More sweet than bitter

IT is a bittersweet package for the players in the sugar industry. The announcement of a new package to reschedule outstanding loans and allow sugar companies to access fresh debt at competitive rates of interest will provide a fillip to debt-restructuring initiatives and the capacity expansion plans of the players.

But the significant hike in specific excise duty on molasses and the simultaneous cut in customs duty on molasses and industrial alcohol may immediately cap the realizations that sugar companies earn from the sale of these by-products.

Companies that are in the throes of debt restructuring, such as Dhampur Sugars, Mawana Sugars, Sakthi Sugars and Ponni Sugars, may be possible beneficiaries of a financial package that will give companies access to low-cost debt and set a two-year moratorium on principal and interest outstanding on term loans.

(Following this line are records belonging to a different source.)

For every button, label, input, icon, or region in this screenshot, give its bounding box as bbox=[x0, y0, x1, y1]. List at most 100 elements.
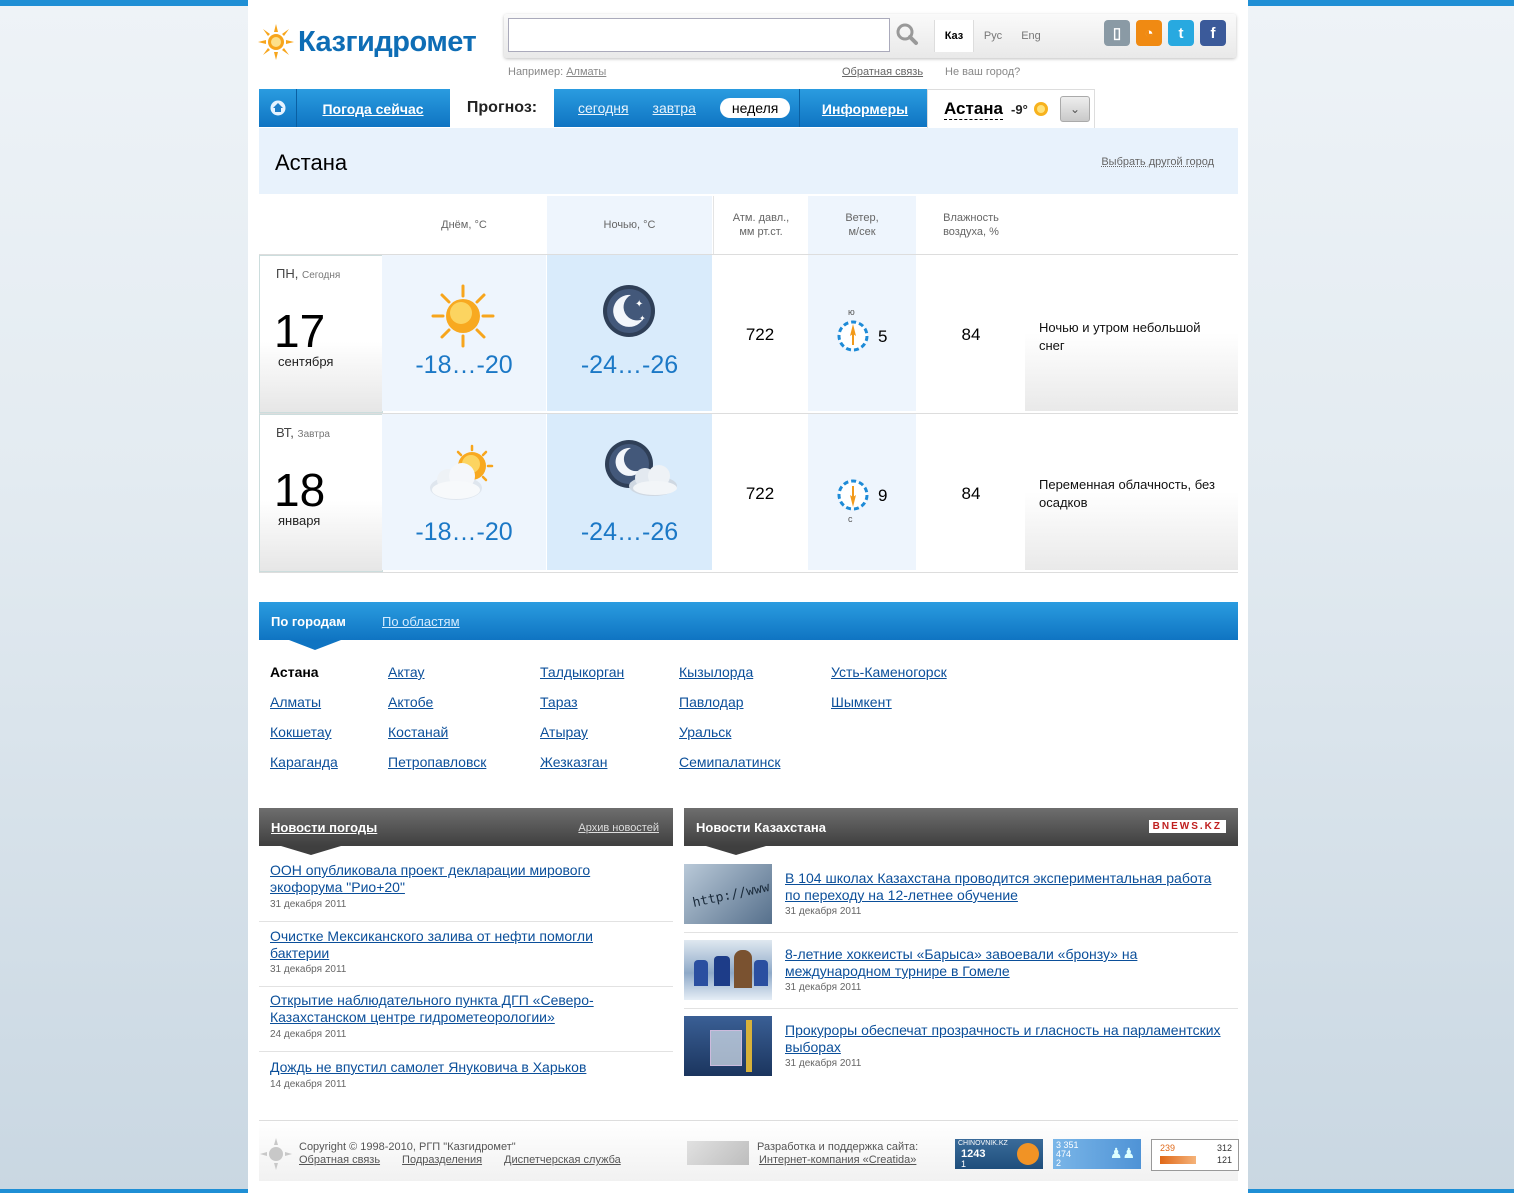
rss-icon[interactable]: ◔ bbox=[1136, 20, 1162, 46]
news-item: Прокуроры обеспечат прозрачность и гласн… bbox=[684, 1016, 1238, 1076]
kz-news-title: Новости Казахстана bbox=[696, 820, 826, 835]
developer-label: Разработка и поддержка сайта: bbox=[757, 1141, 919, 1153]
search-input[interactable] bbox=[508, 18, 890, 52]
news-archive-link[interactable]: Архив новостей bbox=[578, 822, 659, 834]
visits-counter[interactable]: 239 312 121 bbox=[1151, 1139, 1239, 1171]
twitter-icon[interactable]: t bbox=[1168, 20, 1194, 46]
city-link[interactable]: Алматы bbox=[270, 694, 321, 710]
feedback-link[interactable]: Обратная связь bbox=[842, 66, 923, 78]
weekday: ВТ, Завтра bbox=[276, 425, 330, 440]
news-title-link[interactable]: Очистке Мексиканского залива от нефти по… bbox=[270, 928, 630, 962]
news-item: http://www В 104 школах Казахстана прово… bbox=[684, 864, 1238, 933]
forecast-row: ПН, Сегодня 17 сентября -18…-20 ✦ ✦ -24…… bbox=[259, 254, 1238, 413]
footer-links: Обратная связь Подразделения Диспетчерск… bbox=[299, 1154, 621, 1166]
news-thumbnail[interactable] bbox=[684, 1016, 772, 1076]
active-tab-arrow bbox=[289, 640, 341, 650]
city-link[interactable]: Актау bbox=[388, 664, 425, 680]
tab-today[interactable]: сегодня bbox=[578, 100, 629, 116]
footer-sun-logo-icon bbox=[260, 1138, 292, 1170]
city-link[interactable]: Атырау bbox=[540, 724, 588, 740]
tab-week[interactable]: неделя bbox=[719, 98, 791, 118]
news-title-link[interactable]: В 104 школах Казахстана проводится экспе… bbox=[785, 870, 1225, 904]
footer-link-feedback[interactable]: Обратная связь bbox=[299, 1154, 380, 1166]
forecast-row: ВТ, Завтра 18 января -18…-20 -24…-26 722… bbox=[259, 413, 1238, 572]
city-link-current[interactable]: Астана bbox=[270, 664, 319, 680]
day-number: 17 bbox=[274, 305, 326, 357]
cities-tabs: По городам По областям bbox=[259, 602, 1238, 650]
chinovnik-counter[interactable]: CHINOVNIK.KZ 1243 1 bbox=[955, 1139, 1043, 1169]
creatida-logo[interactable] bbox=[687, 1141, 749, 1165]
search-button[interactable] bbox=[888, 18, 926, 50]
day-temp: -18…-20 bbox=[415, 518, 513, 546]
pressure-value: 722 bbox=[745, 484, 775, 503]
news-thumbnail[interactable]: http://www bbox=[684, 864, 772, 924]
city-link[interactable]: Уральск bbox=[679, 724, 731, 740]
home-button[interactable] bbox=[259, 89, 297, 127]
choose-other-city-link[interactable]: Выбрать другой город bbox=[1101, 156, 1214, 168]
language-switcher: Каз Рус Eng bbox=[934, 20, 1050, 52]
news-thumbnail[interactable] bbox=[684, 940, 772, 1000]
city-link[interactable]: Жезказган bbox=[540, 754, 607, 770]
header-arrow bbox=[706, 846, 766, 855]
lang-eng[interactable]: Eng bbox=[1012, 30, 1050, 42]
site-logo[interactable]: Казгидромет bbox=[258, 22, 477, 62]
city-column: Усть-Каменогорск Шымкент bbox=[831, 664, 947, 724]
mobile-icon[interactable]: ▯ bbox=[1104, 20, 1130, 46]
stats-counter[interactable]: 3 351 474 2 ♟♟ bbox=[1053, 1139, 1141, 1169]
header-pressure: Атм. давл., мм рт.ст. bbox=[713, 196, 808, 254]
table-bottom-divider bbox=[259, 572, 1238, 573]
city-link[interactable]: Тараз bbox=[540, 694, 578, 710]
lang-rus[interactable]: Рус bbox=[974, 30, 1012, 42]
tab-tomorrow[interactable]: завтра bbox=[653, 100, 696, 116]
city-link[interactable]: Караганда bbox=[270, 754, 338, 770]
city-link[interactable]: Семипалатинск bbox=[679, 754, 780, 770]
footer-link-dispatch[interactable]: Диспетчерская служба bbox=[504, 1154, 621, 1166]
developer-link[interactable]: Интернет-компания «Creatida» bbox=[759, 1154, 916, 1166]
bnews-logo[interactable]: BNEWS.KZ bbox=[1148, 820, 1226, 833]
city-link[interactable]: Усть-Каменогорск bbox=[831, 664, 947, 680]
wind-cell: ю 5 bbox=[808, 255, 916, 411]
tab-by-cities[interactable]: По городам bbox=[271, 614, 346, 629]
news-title-link[interactable]: Прокуроры обеспечат прозрачность и гласн… bbox=[785, 1022, 1225, 1056]
city-column: Астана Алматы Кокшетау Караганда bbox=[270, 664, 338, 784]
weather-description: Ночью и утром небольшой снег bbox=[1039, 320, 1201, 353]
city-column: Талдыкорган Тараз Атырау Жезказган bbox=[540, 664, 624, 784]
city-link[interactable]: Талдыкорган bbox=[540, 664, 624, 680]
city-link[interactable]: Актобе bbox=[388, 694, 433, 710]
city-link[interactable]: Кокшетау bbox=[270, 724, 332, 740]
news-item: Дождь не впустил самолет Януковича в Хар… bbox=[259, 1059, 673, 1099]
city-link[interactable]: Павлодар bbox=[679, 694, 744, 710]
nav-informers[interactable]: Информеры bbox=[799, 89, 930, 127]
city-link[interactable]: Кызылорда bbox=[679, 664, 753, 680]
news-date: 31 декабря 2011 bbox=[785, 982, 862, 993]
weather-news-header: Новости погоды Архив новостей bbox=[259, 808, 673, 855]
search-hint-city-link[interactable]: Алматы bbox=[566, 66, 606, 78]
social-links: ▯ ◔ t f bbox=[1104, 20, 1226, 46]
city-link[interactable]: Костанай bbox=[388, 724, 448, 740]
tab-by-regions[interactable]: По областям bbox=[382, 614, 460, 629]
news-item: ООН опубликовала проект декларации миров… bbox=[259, 862, 673, 922]
weather-news-title[interactable]: Новости погоды bbox=[271, 820, 377, 835]
users-icon: ♟♟ bbox=[1109, 1145, 1135, 1161]
chevron-down-icon: ⌄ bbox=[1069, 102, 1081, 116]
news-date: 31 декабря 2011 bbox=[785, 906, 862, 917]
news-title-link[interactable]: 8-летние хоккеисты «Барыса» завоевали «б… bbox=[785, 946, 1225, 980]
lang-kaz[interactable]: Каз bbox=[934, 20, 974, 52]
footer-link-divisions[interactable]: Подразделения bbox=[402, 1154, 482, 1166]
nav-weather-now[interactable]: Погода сейчас bbox=[297, 89, 449, 127]
news-title-link[interactable]: Открытие наблюдательного пункта ДГП «Сев… bbox=[270, 992, 630, 1026]
news-title-link[interactable]: ООН опубликовала проект декларации миров… bbox=[270, 862, 630, 896]
city-link[interactable]: Петропавловск bbox=[388, 754, 486, 770]
logo-text: Казгидромет bbox=[298, 25, 477, 58]
day-temp: -18…-20 bbox=[415, 351, 513, 379]
city-selector[interactable]: Астана -9° ⌄ bbox=[927, 89, 1095, 129]
not-your-city-link[interactable]: Не ваш город? bbox=[945, 66, 1020, 78]
description-cell: Ночью и утром небольшой снег bbox=[1025, 255, 1238, 411]
facebook-icon[interactable]: f bbox=[1200, 20, 1226, 46]
news-date: 31 декабря 2011 bbox=[785, 1058, 862, 1069]
city-link[interactable]: Шымкент bbox=[831, 694, 892, 710]
description-cell: Переменная облачность, без осадков bbox=[1025, 414, 1238, 570]
news-title-link[interactable]: Дождь не впустил самолет Януковича в Хар… bbox=[270, 1059, 630, 1076]
current-city: Астана bbox=[944, 98, 1004, 120]
city-dropdown-button[interactable]: ⌄ bbox=[1060, 96, 1090, 122]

The proposal to allow sugar companies access to loans at two per cent below the bank rate (this will work out to about 4 per cent under the prevailing rate structure) may also ease the way for second-line companies planning to put up new capacities over the next couple of years.

While companies such as Balrampur Chini and Bajaj Hindusthan already have access to international funds at competitive rates, smaller players such as Mawana Sugars, Dwarikesh Sugars and Oudh Sugar Mills may benefit from access to low-cost funds.

It also appears positive that this revitalisation package will be spearheaded by NABARD and the Indian Banks Association, rather than routed through the State governments. On earlier occasions, financial packages announced for the sugar sector with the participation of the State governments did not find too many takers.

On the other hand, the reduction in the import duty on molasses and industrial alcohol from 15 per cent to 10 per cent may negatively impact realizations that sugar companies earn from these by-products.

The domestic prices of molasses and industrial alcohol have spiralled sharply over the past year on account of cane shortage, putting user industries under pressure.

After the duty cut, user industries — such as breweries and chemical companies — could find the economics tilting further in favour of imports. The simultaneous increase in the specific excise duty on molasses from Rs 500 to Rs 1,000 per tonne could also be difficult for sugar companies to pass on, as this would constitute a significant increase in the prevailing price levels for molasses (which rule at about Rs 4,000 per tonne).

The Budget also makes no reference to the other substantive recommendations of the Tuteja committee, which had suggested a removal of the free-sale mechanism, an increase in the command area requirements and a freer import-export regime for sugar.

Import duty on raw as well as white sugar has been held at the previous 60 per cent.